Posted by and1grad on September 15, 2009

Not really anyway. This is about the people that have been CONSTANTLY talking tough about what would have happened if Kanye would have done that to THEM. People, settle down and be real. ALL of us would have reacted almost identically to how Taylor Swift did. Utter shock. Stop acting like you knew what he would say when he went up there. And yeah yeah yeah, I know you’re WAY too physically imposing and intimidating for him to have done that to you…you know, b/c drunken jackasses are taking that into account before engaging in jackassery. Some of you really need to get over yourselves. He would’ve done that to anyone. He was drunk.

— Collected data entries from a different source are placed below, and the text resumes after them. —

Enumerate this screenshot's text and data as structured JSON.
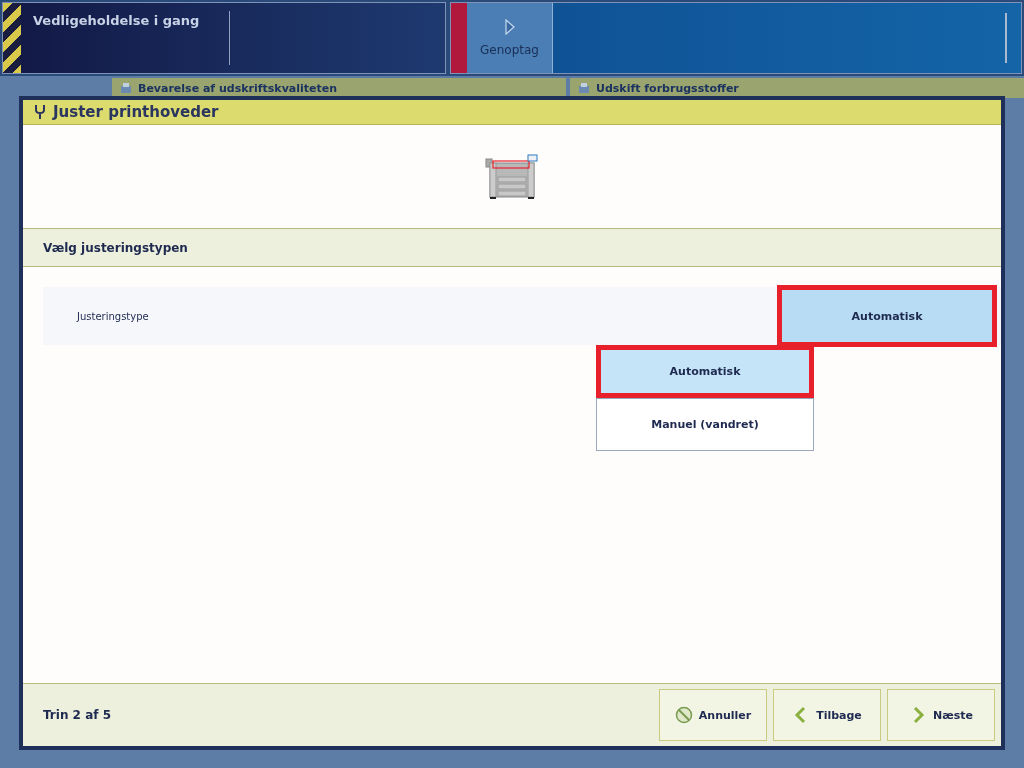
{
  "status_panel": {
    "title": "Vedligeholdelse i gang"
  },
  "resume_button": {
    "label": "Genoptag"
  },
  "background_tabs": [
    {
      "label": "Bevarelse af udskriftskvaliteten"
    },
    {
      "label": "Udskift forbrugsstoffer"
    }
  ],
  "dialog": {
    "title": "Juster printhoveder",
    "section": "Vælg justeringstypen",
    "setting": {
      "label": "Justeringstype",
      "value": "Automatisk"
    },
    "dropdown": [
      {
        "label": "Automatisk",
        "selected": true
      },
      {
        "label": "Manuel (vandret)",
        "selected": false
      }
    ],
    "step": "Trin 2 af 5",
    "buttons": [
      {
        "kind": "cancel",
        "label": "Annuller"
      },
      {
        "kind": "back",
        "label": "Tilbage"
      },
      {
        "kind": "next",
        "label": "Næste"
      }
    ]
  }
}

Having processed all of that, and it being over 24 hours since the incident, I’m entirely over it. However, and someone (Prez?) mentioned this to me before, Kanye never slowed down to sincerely grieve the loss of his mom. That is CRITICAL. I’m gonna tell you right now, when I lose either of my parents, I will be an absolute mess and completely nonfunctional for some time. The dude is obviously still grieving and acting out. People love the phrase “you need more people.” Hopefully he has some people that will slow him down or stop him before he does something that doesnt just go away with an apology.

Lastly, and I know that this has been said to death but, that little shrug he does before handing Taylor back that microphone was absolute hilarity. Fin.